Spatially invariant systems

Question

I was watching this video on spatially invariant systems:

And I found the definition a bit confusing, or seems vacuous, because isn't $T[x(n_1 - k_1, n_2 - k_2)] = y(n_1 - k_1, n_2 - k_2)$ always true by definition?

Answer 1

Spatial invariance simply means that shifting the input signal results in an equally shifted output signal. So if the response to an arbitrary signal $x(n_1,n_2)$ is $y(n_1,n_2)$, and the response to a shifted version of the same input signal $x(n_1-k_1,n_2-k_2)$ is $\tilde{y}(n_1,n_2)$, then the system is shift invariant if and only if

$$\tilde{y}(n_1,n_2)=y(n_1-k_1,n_2-k_2)\tag{1}$$

Any system that can be described by the following convolution sum is shift-invariant:

$$y(n_1,n_2)=\sum_{l_1}\sum_{l_2}h(l_1,l_2)x(n_1-l_1,n_2-l_2)\tag{2}$$

where $h(n_1,n_2)$ is the system's impulse response.

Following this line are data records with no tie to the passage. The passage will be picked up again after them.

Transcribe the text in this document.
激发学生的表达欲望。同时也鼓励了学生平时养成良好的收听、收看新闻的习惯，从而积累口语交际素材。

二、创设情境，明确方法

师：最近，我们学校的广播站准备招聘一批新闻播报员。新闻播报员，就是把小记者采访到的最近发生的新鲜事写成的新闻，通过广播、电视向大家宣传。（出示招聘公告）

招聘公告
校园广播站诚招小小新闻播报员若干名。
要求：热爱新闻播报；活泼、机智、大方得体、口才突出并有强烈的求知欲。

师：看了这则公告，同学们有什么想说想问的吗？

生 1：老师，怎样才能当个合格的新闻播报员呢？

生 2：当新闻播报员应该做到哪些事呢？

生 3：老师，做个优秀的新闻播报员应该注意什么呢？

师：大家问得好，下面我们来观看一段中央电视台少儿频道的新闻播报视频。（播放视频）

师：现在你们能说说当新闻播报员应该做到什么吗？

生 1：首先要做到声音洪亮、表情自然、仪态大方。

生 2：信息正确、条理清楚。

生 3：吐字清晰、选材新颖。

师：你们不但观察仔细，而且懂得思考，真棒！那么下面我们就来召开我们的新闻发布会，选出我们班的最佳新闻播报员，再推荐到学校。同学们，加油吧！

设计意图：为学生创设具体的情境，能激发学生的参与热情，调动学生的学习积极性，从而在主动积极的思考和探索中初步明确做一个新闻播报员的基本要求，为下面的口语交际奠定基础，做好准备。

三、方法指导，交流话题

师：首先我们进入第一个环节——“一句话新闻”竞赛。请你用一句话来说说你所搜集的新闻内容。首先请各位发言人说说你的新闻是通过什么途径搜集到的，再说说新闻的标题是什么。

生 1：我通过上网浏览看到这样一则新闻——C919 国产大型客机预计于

EDIT: As requested in the comments, here are some simple examples of shift-variant systems:

1. $y(n_1,n_2)=x(2n_1,n_2)$
2. $y(n_1,n_2)=n_1\cdot x(n_1,n_2)$
3. $y(n_1,n_2)=x(-n_1,-n_2)$

Let's look at the examples above in more detail:

1. \begin{align*} y(n_1 - d_1, n_2 - d_2) &= x(2(n_1 - d_1), n_2 - d_2) \\ & \ne x(2n_1 - d_1, n_2 - d_2) \end{align*}

2. \begin{align*} y(n_1 - d_1, n_2 - d_2) &= (n_1 - d_1) & \cdot x(n_1 - d_1, n_2 - d_2) \\ &\ne n_1 & \cdot x(n_1 - d_1, n_2 - d_2) \end{align*}

3. \begin{align*} y(n_1 - d_1, n_2 - d_2) &= x(-(n_1 - d_1), -(n_2 - d_2)) \\ & \ne x(-n_1 - d_1, -n_2 - d_2) \end{align*}